Depuis 1760, la terre des francophones américains est occupée par les Britanniques. Après 40 ans d'une démocratie artificielle, les Anglais mettent fin au système parlementaire et poussent le peuple d'origine française, qui désire sa terre de Canaan, à la révolte. L'armée patriotique soulève une guerre contre l'armée la plus puissante du monde. Chargés, de manière préhistorique, de haches, de fourches et de quelques fusils, plus de 300 patriotes désireux de libérer leur région de la tutelle du roi d'Angleterre meurent à bout de sang. Les 8000 soldats des troupes de Sir John Corbone pillent les maisons, brûlent les fermes et rasent les villages. 108 prisonniers, condamnés à mort, sont amenés à la prison de Pied-du-Courant à Montréal. Le 14 février 1839, à 24 heures d'avis. Marie Thomas Chevalier de Lorimier, leur chef et libérateur en qui ils ont une confiance aveugle, est condamné à la pendaison avec trois autres compatriotes. « 15 février 1839 », un chemin de croix moderne qui laisse émerger un caractère profondément sacré, a été écrit à partir des relations entre De Lorimier et sa femme.

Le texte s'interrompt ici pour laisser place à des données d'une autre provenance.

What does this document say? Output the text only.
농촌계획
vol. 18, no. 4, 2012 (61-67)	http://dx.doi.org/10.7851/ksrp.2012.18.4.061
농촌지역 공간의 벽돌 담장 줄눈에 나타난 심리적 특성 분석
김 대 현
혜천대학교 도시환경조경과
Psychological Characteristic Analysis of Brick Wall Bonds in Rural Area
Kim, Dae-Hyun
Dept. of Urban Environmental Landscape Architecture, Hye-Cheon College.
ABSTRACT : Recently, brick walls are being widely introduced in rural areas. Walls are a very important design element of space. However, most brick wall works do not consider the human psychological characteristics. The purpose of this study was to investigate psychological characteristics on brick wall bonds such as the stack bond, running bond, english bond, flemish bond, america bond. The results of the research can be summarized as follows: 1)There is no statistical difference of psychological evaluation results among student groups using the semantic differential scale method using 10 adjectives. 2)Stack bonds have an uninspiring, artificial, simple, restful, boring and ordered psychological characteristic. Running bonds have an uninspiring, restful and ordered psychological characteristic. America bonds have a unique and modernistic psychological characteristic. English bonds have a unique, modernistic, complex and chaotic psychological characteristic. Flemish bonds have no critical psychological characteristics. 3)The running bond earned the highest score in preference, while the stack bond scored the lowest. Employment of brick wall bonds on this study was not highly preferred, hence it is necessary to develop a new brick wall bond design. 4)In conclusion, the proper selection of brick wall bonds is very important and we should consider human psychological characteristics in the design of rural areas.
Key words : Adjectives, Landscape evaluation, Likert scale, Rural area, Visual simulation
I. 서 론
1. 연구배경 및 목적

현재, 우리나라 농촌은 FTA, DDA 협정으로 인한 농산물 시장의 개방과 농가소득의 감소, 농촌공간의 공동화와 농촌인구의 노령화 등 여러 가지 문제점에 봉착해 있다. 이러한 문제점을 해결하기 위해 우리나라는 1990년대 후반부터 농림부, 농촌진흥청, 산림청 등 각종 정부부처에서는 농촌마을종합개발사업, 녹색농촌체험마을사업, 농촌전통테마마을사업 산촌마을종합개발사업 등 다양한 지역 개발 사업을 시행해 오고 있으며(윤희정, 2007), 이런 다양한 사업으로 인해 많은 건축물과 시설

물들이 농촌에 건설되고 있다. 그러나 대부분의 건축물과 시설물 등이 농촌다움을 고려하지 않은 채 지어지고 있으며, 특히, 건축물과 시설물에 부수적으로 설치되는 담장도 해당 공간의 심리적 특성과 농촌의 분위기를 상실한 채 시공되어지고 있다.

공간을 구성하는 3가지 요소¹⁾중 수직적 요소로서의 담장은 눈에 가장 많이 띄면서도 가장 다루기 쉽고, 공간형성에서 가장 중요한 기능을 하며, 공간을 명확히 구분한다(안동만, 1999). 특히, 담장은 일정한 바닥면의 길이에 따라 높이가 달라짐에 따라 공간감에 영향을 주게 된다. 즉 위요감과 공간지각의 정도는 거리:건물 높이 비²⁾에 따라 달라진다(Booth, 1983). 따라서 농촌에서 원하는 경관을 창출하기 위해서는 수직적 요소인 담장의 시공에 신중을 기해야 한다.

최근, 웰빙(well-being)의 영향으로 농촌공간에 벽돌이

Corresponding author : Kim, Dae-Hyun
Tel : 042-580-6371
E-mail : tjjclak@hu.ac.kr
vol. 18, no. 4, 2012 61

« C'te défaite-là, j'pense que c'est plus grave que celle de 1760… Mais le plus dangereux… J'pense, c'est pas l'occupation militaire… c'est c'qui vient avec… c'est l'occupation de nos cerveaux. [...] J'ai peur qu'à l'avenir on s'habitue au malheur… [...] Nos barreaux, on va finir par les transporter dans nos propres têtes », dit un patriote incarcéré à un autre.

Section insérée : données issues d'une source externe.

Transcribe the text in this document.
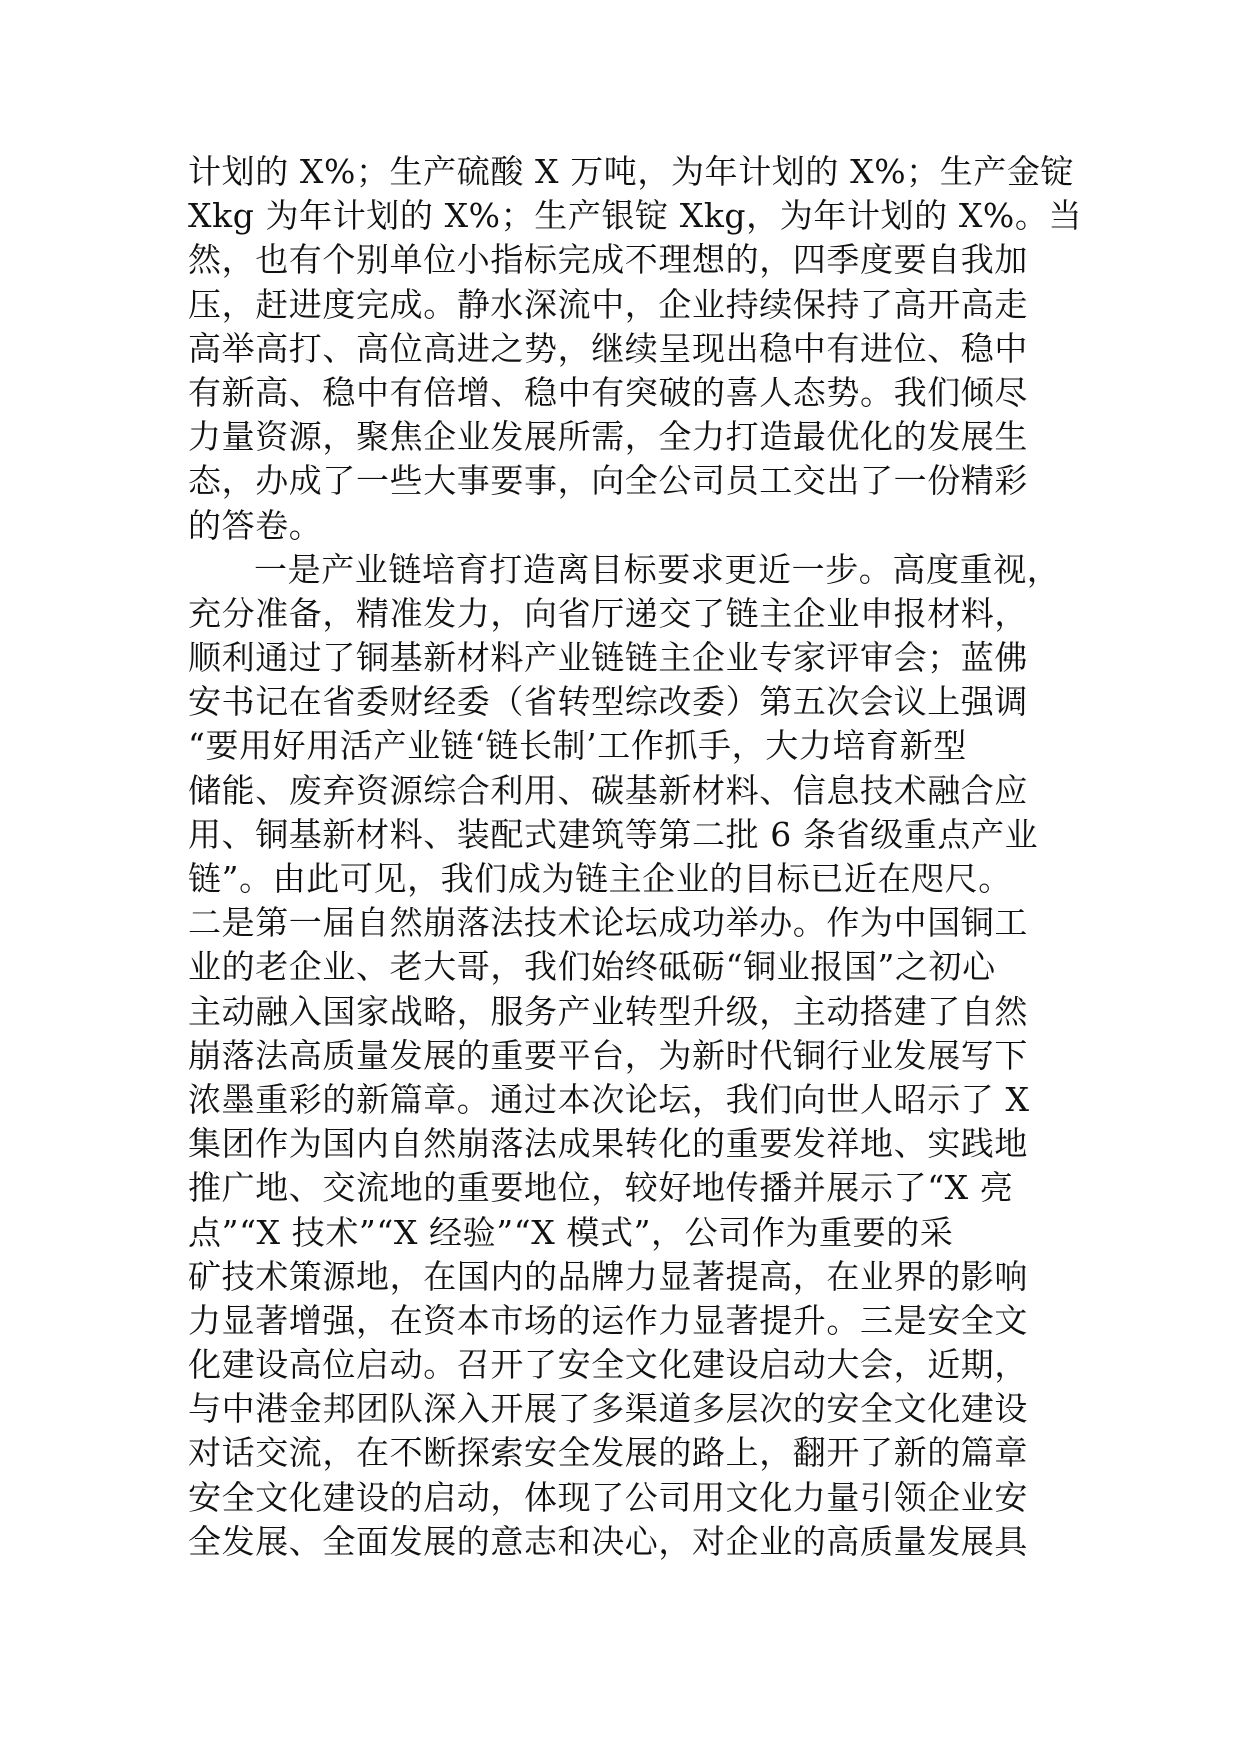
计划的 X%；生产硫酸 X 万吨，为年计划的 X%；生产金锭
Xkg 为年计划的 X%；生产银锭 Xkg，为年计划的 X%。当
然，也有个别单位小指标完成不理想的，四季度要自我加
压，赶进度完成。静水深流中，企业持续保持了高开高走
高举高打、高位高进之势，继续呈现出稳中有进位、稳中
有新高、稳中有倍增、稳中有突破的喜人态势。我们倾尽
力量资源，聚焦企业发展所需，全力打造最优化的发展生
态，办成了一些大事要事，向全公司员工交出了一份精彩
的答卷。
一是产业链培育打造离目标要求更近一步。高度重视，
充分准备，精准发力，向省厅递交了链主企业申报材料，
顺利通过了铜基新材料产业链链主企业专家评审会；蓝佛
安书记在省委财经委（省转型综改委）第五次会议上强调
“要用好用活产业链‘链长制’工作抓手，大力培育新型
储能、废弃资源综合利用、碳基新材料、信息技术融合应
用、铜基新材料、装配式建筑等第二批 6 条省级重点产业
链”。由此可见，我们成为链主企业的目标已近在咫尺。
二是第一届自然崩落法技术论坛成功举办。作为中国铜工
业的老企业、老大哥，我们始终砥砺“铜业报国”之初心
主动融入国家战略，服务产业转型升级，主动搭建了自然
崩落法高质量发展的重要平台，为新时代铜行业发展写下
浓墨重彩的新篇章。通过本次论坛，我们向世人昭示了 X
集团作为国内自然崩落法成果转化的重要发祥地、实践地
推广地、交流地的重要地位，较好地传播并展示了“X 亮
点”“X 技术”“X 经验”“X 模式”，公司作为重要的采
矿技术策源地，在国内的品牌力显著提高，在业界的影响
力显著增强，在资本市场的运作力显著提升。三是安全文
化建设高位启动。召开了安全文化建设启动大会，近期，
与中港金邦团队深入开展了多渠道多层次的安全文化建设
对话交流，在不断探索安全发展的路上，翻开了新的篇章
安全文化建设的启动，体现了公司用文化力量引领企业安
全发展、全面发展的意志和决心，对企业的高质量发展具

« 15 février 1839 » est un film quasi-parfait. Les critiques n'ont qu'à faire l'effort de se transporter 162 ans en arrière et se laisser bercer par le climat de cette époque. Il ne faut surtout pas tenter de faire des comparaisons avec aujourd'hui.
Cette haine intense envers les Anglais n'est plus de notre temps. Aujourd'hui, les Britanniques ne sont plus l'incarnation diabolique du mal extrême. La seule chose qui reste est cet intense rêve d'une Nation, mais cela est une autre histoire, celle de Paul Saint-Pierre-Plamondon et de sa formation politique.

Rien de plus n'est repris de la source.